Fidelity to the Word
Our Lord and His Holy Apostles at the Last Supper

A blog dedicated to Christ Jesus our Lord and His True Presence in the Holy Mystery of the Eucharist

But Christ having come a high priest of the good things to come, through the greater and more perfect tabernacle, not made with hands, that is to say, not of this creation, nor yet through the blood of goats and calves, but through his own blood, entered in once for all into the holy place, having obtained eternal redemption.

Hebrews 9:11-12

Sunday, January 07, 2007

Why I prefer the Traditional Mass

From a Catholic Answers Forums thread:

I understand that some older cradle Catholics feel homesick from time to time, but as an adult convert of more than 25 years, I do not see the benefit of attending a mass that I cannot understand at all since I do not speak or read Latin? Honestly, smells and bells and nostalgia aside, what is the point? Don't shoot, I'm trying to "get it".

I understand your puzzlement. All things being equal, I would prefer a Mass in English to a Mass in Latin, for the sake of understanding.

Nevertheless, as things are today, I prefer the Traditional Mass for several reasons:

(1) Validly translated words of consecration. It is the heart of the Mass!
(2) Kneeling to receive Communion, on the tongue, from a priest. Jesus' holy body is too sacred a thing to be handled by unconsecrated hands.
(3) Unity with the saints of the past, who worshipped our Lord using different versions of the Traditional Mass.
(4) Sacred Language. Compare the language of a traditional Low Mass with the New Mass. There are points of similarity, but the expressions of devotion are more abundant in the old Mass.
(5) The "smells and bells", the quiet before Mass, the candles, the unabashedly devout surroundings all make it easier to approach God in prayer.
(6) I have not yet heard a heretical song sung at a Latin Mass.
(7) A Mass that has been deeply meditated upon, and revised only with the utmost care and caution over the centuries. Our encounter with the Living God is a tremendous event, too important to be handled with a ceremony thrown together over a few months or years.

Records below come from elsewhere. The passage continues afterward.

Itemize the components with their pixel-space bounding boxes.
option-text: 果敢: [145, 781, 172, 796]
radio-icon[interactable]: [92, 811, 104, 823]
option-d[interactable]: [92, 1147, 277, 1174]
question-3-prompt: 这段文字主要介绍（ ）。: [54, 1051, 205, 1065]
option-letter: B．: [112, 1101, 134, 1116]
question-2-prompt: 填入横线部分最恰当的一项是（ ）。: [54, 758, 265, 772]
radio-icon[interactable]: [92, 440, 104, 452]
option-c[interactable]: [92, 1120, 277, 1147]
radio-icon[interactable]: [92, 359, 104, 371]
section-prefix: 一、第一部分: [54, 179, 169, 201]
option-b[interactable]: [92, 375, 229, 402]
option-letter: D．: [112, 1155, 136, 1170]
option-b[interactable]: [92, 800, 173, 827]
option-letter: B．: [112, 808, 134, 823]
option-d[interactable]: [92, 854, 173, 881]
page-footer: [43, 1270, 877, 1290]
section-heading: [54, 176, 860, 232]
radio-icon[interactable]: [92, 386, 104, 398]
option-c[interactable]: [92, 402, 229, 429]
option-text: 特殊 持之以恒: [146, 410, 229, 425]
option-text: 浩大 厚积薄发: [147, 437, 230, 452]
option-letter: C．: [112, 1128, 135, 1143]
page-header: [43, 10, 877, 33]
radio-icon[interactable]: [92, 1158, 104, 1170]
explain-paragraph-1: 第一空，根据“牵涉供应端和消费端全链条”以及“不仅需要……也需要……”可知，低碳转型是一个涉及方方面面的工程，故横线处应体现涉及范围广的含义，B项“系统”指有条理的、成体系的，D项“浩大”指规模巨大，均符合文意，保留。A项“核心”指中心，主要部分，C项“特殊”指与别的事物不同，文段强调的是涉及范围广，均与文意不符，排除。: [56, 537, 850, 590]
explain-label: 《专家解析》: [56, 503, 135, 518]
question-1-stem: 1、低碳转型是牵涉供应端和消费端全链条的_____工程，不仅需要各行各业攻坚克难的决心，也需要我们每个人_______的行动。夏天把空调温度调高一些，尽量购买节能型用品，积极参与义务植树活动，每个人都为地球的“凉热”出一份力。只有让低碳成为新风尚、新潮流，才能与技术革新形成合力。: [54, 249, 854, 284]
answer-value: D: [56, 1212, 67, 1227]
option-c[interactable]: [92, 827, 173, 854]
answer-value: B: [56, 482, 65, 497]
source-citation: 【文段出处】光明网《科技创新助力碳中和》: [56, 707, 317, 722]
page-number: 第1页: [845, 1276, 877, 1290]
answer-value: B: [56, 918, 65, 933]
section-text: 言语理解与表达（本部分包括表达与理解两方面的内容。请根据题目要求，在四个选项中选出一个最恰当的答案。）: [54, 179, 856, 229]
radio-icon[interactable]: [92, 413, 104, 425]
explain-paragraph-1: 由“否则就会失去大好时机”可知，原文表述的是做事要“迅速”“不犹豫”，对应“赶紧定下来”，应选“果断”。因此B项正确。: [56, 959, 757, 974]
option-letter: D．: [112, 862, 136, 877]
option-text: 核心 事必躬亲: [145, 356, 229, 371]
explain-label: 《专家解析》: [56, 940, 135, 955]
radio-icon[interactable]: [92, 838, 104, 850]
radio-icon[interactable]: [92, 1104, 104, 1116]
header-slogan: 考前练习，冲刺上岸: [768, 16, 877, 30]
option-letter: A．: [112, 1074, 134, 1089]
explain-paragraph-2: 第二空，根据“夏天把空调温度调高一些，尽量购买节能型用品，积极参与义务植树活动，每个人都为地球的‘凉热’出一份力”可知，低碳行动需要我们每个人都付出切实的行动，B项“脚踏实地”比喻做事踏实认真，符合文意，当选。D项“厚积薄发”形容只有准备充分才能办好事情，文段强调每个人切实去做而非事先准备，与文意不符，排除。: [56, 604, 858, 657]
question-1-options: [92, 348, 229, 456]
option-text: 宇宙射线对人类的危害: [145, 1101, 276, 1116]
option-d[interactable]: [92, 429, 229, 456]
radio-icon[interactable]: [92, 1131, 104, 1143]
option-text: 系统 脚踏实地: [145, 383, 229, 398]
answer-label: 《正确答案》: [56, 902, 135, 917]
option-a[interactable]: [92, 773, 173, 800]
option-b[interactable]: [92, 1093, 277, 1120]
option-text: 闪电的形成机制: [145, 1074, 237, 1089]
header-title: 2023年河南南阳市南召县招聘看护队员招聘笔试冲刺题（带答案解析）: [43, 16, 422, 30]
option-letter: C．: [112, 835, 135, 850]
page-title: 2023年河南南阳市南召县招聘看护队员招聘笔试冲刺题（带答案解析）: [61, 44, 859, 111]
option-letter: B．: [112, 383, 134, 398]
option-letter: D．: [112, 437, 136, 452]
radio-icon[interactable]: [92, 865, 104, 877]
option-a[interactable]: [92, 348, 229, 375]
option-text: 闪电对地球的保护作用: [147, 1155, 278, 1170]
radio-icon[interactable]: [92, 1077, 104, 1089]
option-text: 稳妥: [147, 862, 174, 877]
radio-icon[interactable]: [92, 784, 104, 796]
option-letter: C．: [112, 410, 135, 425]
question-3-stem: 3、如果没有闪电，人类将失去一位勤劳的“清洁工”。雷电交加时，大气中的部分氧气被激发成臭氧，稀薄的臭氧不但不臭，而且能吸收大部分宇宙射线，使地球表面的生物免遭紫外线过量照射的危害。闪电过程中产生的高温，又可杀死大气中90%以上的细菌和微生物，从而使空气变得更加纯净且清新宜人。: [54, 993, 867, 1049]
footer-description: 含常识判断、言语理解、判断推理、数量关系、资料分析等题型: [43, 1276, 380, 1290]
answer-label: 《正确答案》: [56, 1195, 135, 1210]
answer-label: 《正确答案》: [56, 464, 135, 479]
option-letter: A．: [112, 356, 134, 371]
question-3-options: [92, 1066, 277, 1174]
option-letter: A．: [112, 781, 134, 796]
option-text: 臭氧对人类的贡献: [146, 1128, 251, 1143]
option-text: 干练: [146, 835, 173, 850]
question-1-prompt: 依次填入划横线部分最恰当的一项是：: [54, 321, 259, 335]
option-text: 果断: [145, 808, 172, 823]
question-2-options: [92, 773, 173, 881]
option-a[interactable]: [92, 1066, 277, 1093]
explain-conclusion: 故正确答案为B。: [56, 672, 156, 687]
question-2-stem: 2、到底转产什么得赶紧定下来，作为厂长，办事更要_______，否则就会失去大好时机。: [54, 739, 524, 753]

Some people insist that a nod of the head before receiving is "is every bit as reverent as kneeling at the altar railing". This seems nonsensical to me; it must be an either you see it or you don't situation.

Re: point #6, above. At my parish we frequently threaten to "sing a new Church into being" (I'd rather stay in Jesus' Church though). We also often claim that we ourselves are the bread of life. The words do not seem to register with most people, or they do not take them seriously. I think the songs are outrageous. There are many hymns that ought never to be sung in a Catholic church again.


Re: my preliminary comment. Some suggest that having the Mass all in easily understood language is a bad thing, and that the Latin language serves as a verbal iconostasis, concealing some of the action of the Mass from profane-minded individuals. On the other hand, the iconostasis was formerly a low rail or stand, and was not raised until the 14th-15th century, so it would not have concealed much for most of the history of the Church.


If only we had received a translation of the Traditional Mass into English, a translation that was reverent, beautiful, and accurate, instead of what we did receive circa 1970.


But what is done is done, and many are now attached to the new Mass, even if poorly translated and irreverently celebrated. It may take many years to recover. May God speed a restoration of the Traditional Mass and a revitalization of His Church on Earth!


A reply to a reply:

Validly translated? I hope you're not taking the extremely dangerous position of suggesting the words of consecration used in the NO are invalid?

I'm saying the words currently in use are incorrectly translated.

As for communion - you have every right to receive kneeling and on the tongue at NO, and I see more than a few people doing one or both of these at the NO masses I attend. As for your hands not being fit to handle the Body of Christ - what makes them less fit than your unconsecrated tongue and mouth or your unconsecrated throat???

While I am inspired by those very few people I see at Novus Ordo Masses that receive Holy Communion kneeling, I prefer to remain unobtrusive.

My unconsecrated mouth and unconsecrated throat simply swallow and problems with receiving by mouth are virtually unheard of. My unconsecrated hands can drop crumbs and putting the Body of Christ in those unconsecrated hands puts me in a position of unwarranted control over my Lord and Savior. A couple months ago, I found a host stuck between the pages of a hymnal in our Church. This type of abuse would happen less if the laity were not permitted to handle the Eucharist.

Ans unity with the saints - what about our current day saints? Blessed Mother Teresa? John Paul 2 of blessed memory (may he be sainted soon)? So you seriously think they one iota the less saintly for attending and celebrating NO Masses?

I do not wish to debate the relative merits of those two good people as compared to the great saints of the past. In the Traditional Mass I hear echoes of centuries of prayer and praise, and see the Sacred as clearly as my clouded vision permits. Less so in the new Mass. But if the new Mass helps you draw closer to heaven, then stick with it, and praise God.